The record of the Court below plainly shows that the conviction was not based upon the information actually filed
therein but was based upon a different charge verbally entered by the Court. An information, as the word is used in
the Family Court Act, is a formal accusation of crime, differing from an indictment only in that it is presented by a
prosecuting officer instead of a grand jury. U. S. v. Borger, C.C., 7 F. 193; State v. Barrell, 75 Vt. 202, 54 A. 183.
Only by information may prosecutions be carried on in that Court. Certainly, a charge entered by the Court itself is not
an information nor can it take the place of one.

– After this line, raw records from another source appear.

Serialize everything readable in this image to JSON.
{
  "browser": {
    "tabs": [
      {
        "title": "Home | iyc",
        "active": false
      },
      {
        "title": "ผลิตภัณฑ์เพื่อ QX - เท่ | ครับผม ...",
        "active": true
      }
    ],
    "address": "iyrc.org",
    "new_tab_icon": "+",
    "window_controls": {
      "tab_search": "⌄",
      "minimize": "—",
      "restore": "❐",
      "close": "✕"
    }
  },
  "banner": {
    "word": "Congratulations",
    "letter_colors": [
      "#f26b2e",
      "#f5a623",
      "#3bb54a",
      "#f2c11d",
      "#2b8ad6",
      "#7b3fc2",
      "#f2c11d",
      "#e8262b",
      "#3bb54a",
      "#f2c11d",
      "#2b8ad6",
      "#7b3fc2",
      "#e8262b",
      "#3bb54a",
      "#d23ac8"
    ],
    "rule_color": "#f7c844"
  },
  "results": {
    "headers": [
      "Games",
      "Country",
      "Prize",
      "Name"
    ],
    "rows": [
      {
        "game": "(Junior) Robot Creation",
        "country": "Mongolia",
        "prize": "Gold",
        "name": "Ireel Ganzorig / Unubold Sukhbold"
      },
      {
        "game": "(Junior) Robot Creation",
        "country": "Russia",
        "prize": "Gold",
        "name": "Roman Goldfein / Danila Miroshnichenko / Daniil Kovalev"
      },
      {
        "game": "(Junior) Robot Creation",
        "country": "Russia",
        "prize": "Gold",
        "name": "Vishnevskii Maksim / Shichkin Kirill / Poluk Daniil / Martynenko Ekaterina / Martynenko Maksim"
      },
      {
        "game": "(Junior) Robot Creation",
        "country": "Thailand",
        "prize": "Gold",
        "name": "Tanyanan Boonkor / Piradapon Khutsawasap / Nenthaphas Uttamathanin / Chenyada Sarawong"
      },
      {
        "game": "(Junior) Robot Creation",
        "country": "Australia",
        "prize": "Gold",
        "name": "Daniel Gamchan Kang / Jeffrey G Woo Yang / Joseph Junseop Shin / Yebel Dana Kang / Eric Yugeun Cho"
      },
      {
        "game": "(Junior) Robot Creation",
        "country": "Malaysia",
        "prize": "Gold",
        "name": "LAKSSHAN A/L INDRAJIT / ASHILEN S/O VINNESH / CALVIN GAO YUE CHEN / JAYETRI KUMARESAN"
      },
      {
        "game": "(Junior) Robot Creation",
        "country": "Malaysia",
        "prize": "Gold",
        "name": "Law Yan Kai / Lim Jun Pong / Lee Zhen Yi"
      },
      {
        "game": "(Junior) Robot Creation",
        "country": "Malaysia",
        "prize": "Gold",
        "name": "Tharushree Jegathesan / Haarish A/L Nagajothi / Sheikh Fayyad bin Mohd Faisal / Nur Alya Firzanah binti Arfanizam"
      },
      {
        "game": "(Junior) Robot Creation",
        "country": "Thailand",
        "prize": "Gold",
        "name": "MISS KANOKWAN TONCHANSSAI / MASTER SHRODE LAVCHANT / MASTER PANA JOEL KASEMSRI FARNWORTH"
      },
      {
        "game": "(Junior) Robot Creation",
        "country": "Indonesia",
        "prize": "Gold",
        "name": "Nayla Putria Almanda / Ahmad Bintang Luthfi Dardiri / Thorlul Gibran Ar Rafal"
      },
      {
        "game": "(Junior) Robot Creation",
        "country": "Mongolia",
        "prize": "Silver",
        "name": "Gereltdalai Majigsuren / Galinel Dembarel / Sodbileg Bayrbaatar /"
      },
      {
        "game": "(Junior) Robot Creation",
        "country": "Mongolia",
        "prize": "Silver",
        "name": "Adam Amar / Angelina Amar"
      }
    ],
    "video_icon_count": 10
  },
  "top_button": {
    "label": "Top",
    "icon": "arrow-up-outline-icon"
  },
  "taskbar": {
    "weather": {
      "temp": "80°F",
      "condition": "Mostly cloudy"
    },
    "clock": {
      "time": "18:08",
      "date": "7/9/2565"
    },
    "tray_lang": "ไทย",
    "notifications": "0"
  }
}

In this case, there was no information whatever upon which to base a finding of guilt for a violation of Code Section
3527. To give a Court jurisdiction over a criminal case, there must be a formal accusation in the particular mode or
form prescribed by constitution or statute. 42 C.J.S., Indictments and Informations, 1, p. 833; 27 Am.Jur. 384. We
are not here concerned with the type of case where a person charged with a crime may be convicted of a lesser crime
included in the *389 greater offense; indeed, no attempt is made to justify the judgment upon that theory. The State's
sole argument is that appellant, by pleading and going to trial on the merits, waived the filing of an information
charging violation of Code Section 3527. This argument necessarily assumes that the requirement of a formal
accusation as prescribed by statute involves only jurisdiction of the person. That assumption is inherent in the
contention because it is everywhere held that jurisdiction over subject matter or cause of action cannot be conferred
upon a Court by consent or waiver, but may be questioned at any stage of the proceedings. In my opinion, the
assumption is incorrect. Notwithstanding a contrary expression in some few instances, 61 A.L.R. 802, the better
reasoning is that, in the absence of a formal accusation of the required type, there is nothing before the Court for it to
act upon and, in such event, the Court acquires no jurisdiction over the case itself. Albrecht v. U. S., 273 U.S. 1, 47
S. Ct. 250, 71 L.Ed. 505; State v. McKinley,341 Mo. 1186, 111 S.W.2d 115; Davis v. State, 150 Tex. Crim. 463,
202 S.W.2d 943; Kyser v. State, 22 Ala.App. 431, 117 So. 157; State v. Mee,67 S.D. 335, 297 N.W. 40.
The Court below had no jurisdiction to try this appellant upon the charge of non-support. Discussion of the other
questions raised by counsel would be superfluous. Appellant's motion must be granted for the reason given.